Türkiye'de garip şeyler oluyor. Bazı kurumların özerklikleri sona erdiriliyor. Herkes dinlendiğinden şüphelenerek eşiyle dostuyla bile konuşmaya çekiniyor. Her an hiç umulmayan birileri tutuklanabiliyor. Meclistekilerin sonsuz dokunulmazlıkları varken T.C. vatandaşlarının kişisel özgürlükleri bile hiçe sayılıyor bu günlerde. Bir takım hukukçular ve barolar hukukun bağımsızlığı ve saygınlığı için mücadele edip hukuksuzluk batağındaki bir ülkeye Türkiye'ye dikkati çekiyorlar.

Devletin yönetim kadrolarının vatandaşı her önüne geldiği yerde fırçalayıp, "senin oyuna ihtiyacım yok!", "hadi al ananı da git!" gibi sözler sarf edebildiği ülkede bakın nerelere geldik.

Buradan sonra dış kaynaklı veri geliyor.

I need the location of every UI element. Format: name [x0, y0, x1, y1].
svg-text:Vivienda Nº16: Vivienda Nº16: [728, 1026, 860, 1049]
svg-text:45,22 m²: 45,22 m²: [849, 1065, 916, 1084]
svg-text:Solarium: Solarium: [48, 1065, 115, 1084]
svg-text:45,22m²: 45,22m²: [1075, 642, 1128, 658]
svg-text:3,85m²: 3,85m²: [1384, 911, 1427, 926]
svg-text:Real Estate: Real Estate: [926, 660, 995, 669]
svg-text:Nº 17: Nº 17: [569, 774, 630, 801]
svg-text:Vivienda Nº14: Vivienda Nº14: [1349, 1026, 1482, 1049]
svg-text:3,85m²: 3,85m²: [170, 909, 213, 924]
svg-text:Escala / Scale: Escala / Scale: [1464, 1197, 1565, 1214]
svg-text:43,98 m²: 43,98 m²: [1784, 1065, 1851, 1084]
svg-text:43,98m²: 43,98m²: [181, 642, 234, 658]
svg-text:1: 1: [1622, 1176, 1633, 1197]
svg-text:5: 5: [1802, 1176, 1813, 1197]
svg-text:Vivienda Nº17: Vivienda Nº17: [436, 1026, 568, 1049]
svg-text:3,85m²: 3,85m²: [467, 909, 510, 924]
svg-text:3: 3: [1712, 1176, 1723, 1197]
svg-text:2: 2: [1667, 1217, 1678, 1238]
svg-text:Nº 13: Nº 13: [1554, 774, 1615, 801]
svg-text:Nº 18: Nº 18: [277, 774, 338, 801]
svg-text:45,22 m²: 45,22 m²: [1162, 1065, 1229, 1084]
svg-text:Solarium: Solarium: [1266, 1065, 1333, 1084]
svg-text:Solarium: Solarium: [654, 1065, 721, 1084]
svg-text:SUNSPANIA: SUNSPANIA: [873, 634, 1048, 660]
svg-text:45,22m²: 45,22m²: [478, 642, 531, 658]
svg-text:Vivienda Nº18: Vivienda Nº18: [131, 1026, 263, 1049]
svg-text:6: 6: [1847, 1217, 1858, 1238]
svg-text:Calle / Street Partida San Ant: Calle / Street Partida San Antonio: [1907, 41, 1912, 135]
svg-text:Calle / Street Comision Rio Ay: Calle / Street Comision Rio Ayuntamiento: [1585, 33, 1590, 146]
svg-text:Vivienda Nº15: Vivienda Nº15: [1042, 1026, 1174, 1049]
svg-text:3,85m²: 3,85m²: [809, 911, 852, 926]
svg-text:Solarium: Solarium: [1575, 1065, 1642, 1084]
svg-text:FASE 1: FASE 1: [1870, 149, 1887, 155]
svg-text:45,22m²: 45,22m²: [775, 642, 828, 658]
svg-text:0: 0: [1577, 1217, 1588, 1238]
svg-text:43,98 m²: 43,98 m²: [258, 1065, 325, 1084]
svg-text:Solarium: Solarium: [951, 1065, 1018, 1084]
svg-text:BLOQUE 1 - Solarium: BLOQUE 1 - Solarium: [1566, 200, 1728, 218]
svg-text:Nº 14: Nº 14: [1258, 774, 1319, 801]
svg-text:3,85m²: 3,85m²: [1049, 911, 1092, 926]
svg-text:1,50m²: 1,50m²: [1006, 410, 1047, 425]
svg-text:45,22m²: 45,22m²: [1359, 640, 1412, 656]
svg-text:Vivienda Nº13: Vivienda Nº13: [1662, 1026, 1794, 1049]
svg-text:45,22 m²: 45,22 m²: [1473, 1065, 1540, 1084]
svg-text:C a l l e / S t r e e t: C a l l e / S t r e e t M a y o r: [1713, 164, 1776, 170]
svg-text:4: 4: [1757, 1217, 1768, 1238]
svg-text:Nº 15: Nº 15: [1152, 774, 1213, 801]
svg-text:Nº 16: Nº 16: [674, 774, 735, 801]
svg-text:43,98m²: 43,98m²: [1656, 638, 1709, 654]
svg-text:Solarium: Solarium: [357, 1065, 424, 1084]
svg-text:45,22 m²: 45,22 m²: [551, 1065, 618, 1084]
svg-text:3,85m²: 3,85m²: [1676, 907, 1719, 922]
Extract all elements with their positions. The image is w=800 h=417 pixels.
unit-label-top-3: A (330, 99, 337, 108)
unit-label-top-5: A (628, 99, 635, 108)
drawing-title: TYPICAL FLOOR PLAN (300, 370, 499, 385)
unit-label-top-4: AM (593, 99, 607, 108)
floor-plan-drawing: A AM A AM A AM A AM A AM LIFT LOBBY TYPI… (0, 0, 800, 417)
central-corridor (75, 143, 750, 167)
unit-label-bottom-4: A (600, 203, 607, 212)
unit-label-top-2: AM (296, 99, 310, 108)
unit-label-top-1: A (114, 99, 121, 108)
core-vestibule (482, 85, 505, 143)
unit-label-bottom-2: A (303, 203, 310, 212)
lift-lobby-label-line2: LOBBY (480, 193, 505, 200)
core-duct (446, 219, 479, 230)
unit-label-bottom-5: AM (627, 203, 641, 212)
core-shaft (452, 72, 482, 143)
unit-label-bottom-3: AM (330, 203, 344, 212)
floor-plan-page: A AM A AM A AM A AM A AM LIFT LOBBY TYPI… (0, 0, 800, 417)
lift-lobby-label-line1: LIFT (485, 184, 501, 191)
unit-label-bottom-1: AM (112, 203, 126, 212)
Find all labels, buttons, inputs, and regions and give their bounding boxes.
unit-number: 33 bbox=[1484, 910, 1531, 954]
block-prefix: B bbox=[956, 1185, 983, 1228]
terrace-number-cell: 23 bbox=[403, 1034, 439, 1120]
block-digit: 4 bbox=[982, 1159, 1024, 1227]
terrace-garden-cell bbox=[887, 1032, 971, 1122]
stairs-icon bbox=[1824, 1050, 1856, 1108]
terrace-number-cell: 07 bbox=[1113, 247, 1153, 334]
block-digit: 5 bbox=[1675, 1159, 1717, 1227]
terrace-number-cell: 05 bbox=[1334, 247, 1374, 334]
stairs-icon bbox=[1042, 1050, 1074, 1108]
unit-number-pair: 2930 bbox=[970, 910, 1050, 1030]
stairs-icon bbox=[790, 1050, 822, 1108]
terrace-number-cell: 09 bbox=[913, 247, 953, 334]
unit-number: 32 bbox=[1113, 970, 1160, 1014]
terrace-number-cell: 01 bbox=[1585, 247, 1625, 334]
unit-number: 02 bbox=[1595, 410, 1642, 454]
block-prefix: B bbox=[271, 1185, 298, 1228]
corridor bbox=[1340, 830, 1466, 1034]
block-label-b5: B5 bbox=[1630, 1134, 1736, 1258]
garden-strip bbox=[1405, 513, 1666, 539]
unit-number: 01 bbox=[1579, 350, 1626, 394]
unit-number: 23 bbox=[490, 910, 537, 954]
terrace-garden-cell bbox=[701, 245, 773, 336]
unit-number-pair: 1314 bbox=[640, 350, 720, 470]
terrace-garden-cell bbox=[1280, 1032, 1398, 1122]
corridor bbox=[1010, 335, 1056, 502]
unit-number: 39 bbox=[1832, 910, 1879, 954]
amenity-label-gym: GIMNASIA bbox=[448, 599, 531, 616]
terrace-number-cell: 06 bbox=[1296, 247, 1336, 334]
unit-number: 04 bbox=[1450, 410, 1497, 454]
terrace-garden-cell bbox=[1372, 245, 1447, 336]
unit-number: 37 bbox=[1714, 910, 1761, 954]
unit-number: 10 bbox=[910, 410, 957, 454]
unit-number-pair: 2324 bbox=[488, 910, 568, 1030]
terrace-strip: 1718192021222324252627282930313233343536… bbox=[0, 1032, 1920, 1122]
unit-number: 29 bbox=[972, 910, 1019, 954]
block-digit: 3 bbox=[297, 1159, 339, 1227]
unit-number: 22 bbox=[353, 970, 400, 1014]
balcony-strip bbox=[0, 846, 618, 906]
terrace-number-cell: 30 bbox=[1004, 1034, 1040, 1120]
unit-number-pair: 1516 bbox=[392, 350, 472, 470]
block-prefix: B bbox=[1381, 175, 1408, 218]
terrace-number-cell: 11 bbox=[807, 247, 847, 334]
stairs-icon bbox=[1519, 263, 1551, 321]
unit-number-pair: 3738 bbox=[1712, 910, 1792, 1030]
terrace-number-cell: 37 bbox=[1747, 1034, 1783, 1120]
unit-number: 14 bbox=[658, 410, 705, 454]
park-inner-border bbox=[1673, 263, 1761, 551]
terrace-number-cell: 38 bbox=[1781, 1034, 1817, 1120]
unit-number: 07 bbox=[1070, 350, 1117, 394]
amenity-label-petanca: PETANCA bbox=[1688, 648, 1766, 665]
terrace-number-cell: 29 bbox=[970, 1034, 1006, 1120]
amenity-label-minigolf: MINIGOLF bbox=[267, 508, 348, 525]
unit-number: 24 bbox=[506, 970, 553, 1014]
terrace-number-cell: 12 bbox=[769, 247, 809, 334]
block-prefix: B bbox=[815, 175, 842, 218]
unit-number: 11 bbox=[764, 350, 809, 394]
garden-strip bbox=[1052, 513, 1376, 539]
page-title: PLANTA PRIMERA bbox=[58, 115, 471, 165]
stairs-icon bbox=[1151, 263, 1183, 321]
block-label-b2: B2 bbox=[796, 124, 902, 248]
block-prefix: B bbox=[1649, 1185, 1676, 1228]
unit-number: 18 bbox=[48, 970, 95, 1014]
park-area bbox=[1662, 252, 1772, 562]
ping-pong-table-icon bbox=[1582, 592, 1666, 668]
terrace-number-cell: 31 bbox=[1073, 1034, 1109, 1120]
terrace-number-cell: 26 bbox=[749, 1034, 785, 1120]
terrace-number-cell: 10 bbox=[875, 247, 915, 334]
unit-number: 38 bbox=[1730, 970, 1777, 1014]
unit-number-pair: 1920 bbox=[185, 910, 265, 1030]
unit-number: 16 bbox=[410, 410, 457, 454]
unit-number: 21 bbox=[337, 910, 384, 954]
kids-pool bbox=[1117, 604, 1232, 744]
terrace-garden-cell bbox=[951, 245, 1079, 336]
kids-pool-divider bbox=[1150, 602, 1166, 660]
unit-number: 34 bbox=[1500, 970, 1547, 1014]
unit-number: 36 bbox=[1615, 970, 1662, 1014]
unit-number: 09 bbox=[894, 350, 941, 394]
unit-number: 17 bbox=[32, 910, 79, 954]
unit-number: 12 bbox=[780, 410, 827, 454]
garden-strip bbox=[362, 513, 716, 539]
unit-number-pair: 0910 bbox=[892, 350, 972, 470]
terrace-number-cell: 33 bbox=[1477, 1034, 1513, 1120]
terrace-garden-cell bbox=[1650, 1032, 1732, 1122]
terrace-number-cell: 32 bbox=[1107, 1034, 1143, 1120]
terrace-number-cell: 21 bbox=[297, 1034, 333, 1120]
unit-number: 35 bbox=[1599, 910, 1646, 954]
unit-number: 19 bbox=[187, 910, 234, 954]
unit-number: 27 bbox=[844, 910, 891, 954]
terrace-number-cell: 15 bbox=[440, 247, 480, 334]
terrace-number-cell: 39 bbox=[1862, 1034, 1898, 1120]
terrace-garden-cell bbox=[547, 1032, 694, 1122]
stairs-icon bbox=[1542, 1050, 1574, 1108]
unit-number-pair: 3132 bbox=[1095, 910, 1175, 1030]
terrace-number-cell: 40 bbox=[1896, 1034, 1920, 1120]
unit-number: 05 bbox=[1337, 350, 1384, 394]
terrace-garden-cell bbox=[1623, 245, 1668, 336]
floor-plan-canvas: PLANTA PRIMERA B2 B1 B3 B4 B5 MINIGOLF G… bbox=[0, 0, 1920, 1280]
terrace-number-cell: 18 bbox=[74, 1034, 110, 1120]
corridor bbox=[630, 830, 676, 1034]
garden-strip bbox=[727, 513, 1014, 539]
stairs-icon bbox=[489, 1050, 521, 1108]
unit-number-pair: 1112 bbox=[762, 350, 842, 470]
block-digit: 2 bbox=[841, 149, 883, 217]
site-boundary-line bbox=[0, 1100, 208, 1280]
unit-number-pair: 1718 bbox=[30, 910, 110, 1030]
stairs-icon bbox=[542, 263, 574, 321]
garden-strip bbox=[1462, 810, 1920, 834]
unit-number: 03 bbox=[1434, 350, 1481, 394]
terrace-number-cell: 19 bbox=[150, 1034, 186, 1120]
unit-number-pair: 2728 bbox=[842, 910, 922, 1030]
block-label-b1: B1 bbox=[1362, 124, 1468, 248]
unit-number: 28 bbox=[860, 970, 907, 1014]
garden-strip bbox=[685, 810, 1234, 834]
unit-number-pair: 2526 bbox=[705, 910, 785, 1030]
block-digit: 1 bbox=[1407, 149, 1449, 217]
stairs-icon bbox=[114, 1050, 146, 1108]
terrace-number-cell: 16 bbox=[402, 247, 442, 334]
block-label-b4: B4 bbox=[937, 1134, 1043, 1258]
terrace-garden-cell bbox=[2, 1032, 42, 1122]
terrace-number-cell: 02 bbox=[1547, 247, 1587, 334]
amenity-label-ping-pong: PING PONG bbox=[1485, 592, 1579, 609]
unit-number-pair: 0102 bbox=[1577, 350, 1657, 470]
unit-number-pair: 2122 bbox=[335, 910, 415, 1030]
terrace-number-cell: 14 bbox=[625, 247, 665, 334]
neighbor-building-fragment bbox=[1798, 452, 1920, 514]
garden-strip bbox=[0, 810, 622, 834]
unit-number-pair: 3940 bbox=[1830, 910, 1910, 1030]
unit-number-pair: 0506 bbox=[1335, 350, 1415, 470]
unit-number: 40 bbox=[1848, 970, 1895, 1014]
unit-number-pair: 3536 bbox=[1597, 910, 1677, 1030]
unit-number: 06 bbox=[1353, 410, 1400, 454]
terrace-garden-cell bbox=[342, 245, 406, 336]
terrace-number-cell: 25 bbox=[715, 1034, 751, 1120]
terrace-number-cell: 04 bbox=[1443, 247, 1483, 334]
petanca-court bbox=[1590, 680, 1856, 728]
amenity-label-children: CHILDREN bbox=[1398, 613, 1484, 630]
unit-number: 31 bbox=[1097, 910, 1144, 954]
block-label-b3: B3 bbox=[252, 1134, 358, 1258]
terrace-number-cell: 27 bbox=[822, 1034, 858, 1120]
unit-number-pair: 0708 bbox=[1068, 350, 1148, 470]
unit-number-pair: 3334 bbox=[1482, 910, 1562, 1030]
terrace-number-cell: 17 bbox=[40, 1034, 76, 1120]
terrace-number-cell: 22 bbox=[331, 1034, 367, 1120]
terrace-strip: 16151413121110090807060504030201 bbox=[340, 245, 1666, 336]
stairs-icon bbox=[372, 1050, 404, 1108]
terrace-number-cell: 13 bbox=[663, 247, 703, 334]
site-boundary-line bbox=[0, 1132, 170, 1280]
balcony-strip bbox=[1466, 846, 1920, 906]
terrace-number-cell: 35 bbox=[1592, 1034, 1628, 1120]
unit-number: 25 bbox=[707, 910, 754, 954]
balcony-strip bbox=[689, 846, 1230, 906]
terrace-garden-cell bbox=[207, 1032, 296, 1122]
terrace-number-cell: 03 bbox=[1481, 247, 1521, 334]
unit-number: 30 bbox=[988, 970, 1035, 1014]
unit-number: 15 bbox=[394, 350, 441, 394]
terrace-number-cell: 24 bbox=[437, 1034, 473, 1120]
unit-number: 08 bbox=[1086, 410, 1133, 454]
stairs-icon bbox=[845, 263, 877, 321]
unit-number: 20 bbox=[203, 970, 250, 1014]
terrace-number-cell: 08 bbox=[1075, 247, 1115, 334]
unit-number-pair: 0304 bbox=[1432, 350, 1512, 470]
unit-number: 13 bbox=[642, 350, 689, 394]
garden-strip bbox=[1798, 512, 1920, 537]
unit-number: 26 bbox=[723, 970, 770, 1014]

28 Nisan 2009 akşamı TÜBİTAK kurumunun Gebze yerleşkesinin çıkışında, trafik zabıtaları pusu kurmuş, tüm TÜBİTAK servis araçlarını durdurup belgelerinin tamam olup olmadığını sorgulamaktaydılar. Aslında belgelerin tamam olmadığını biliyorlardı. Görevli bir memur 3 yıldır uyardıklarını ve artık bekleyemeyeceklerini söylemekteydi. Buraya kadar her şey normal ve yapılması gereken bir şeymiş gibi görünmekteydi.
Fakat trafik denetleme kurulu neden 3 yıldır beklemiş ve her gün 9 saat yerleşkenin otoparkında yatan araçları denetlemek için neden akşam saat 17:10 olmasını beklemişti. Beklemek bir yana sanki pusu kurmuştu. Servislerdeki yolcular, binlerce TÜBİTAK çalışanı ve bazı çalışanların kreşe getirdikleri okul öncesi yaştaki çocukları ve hatta hamile bayanlar... İşte bu soruların cevabını merak ediyordu...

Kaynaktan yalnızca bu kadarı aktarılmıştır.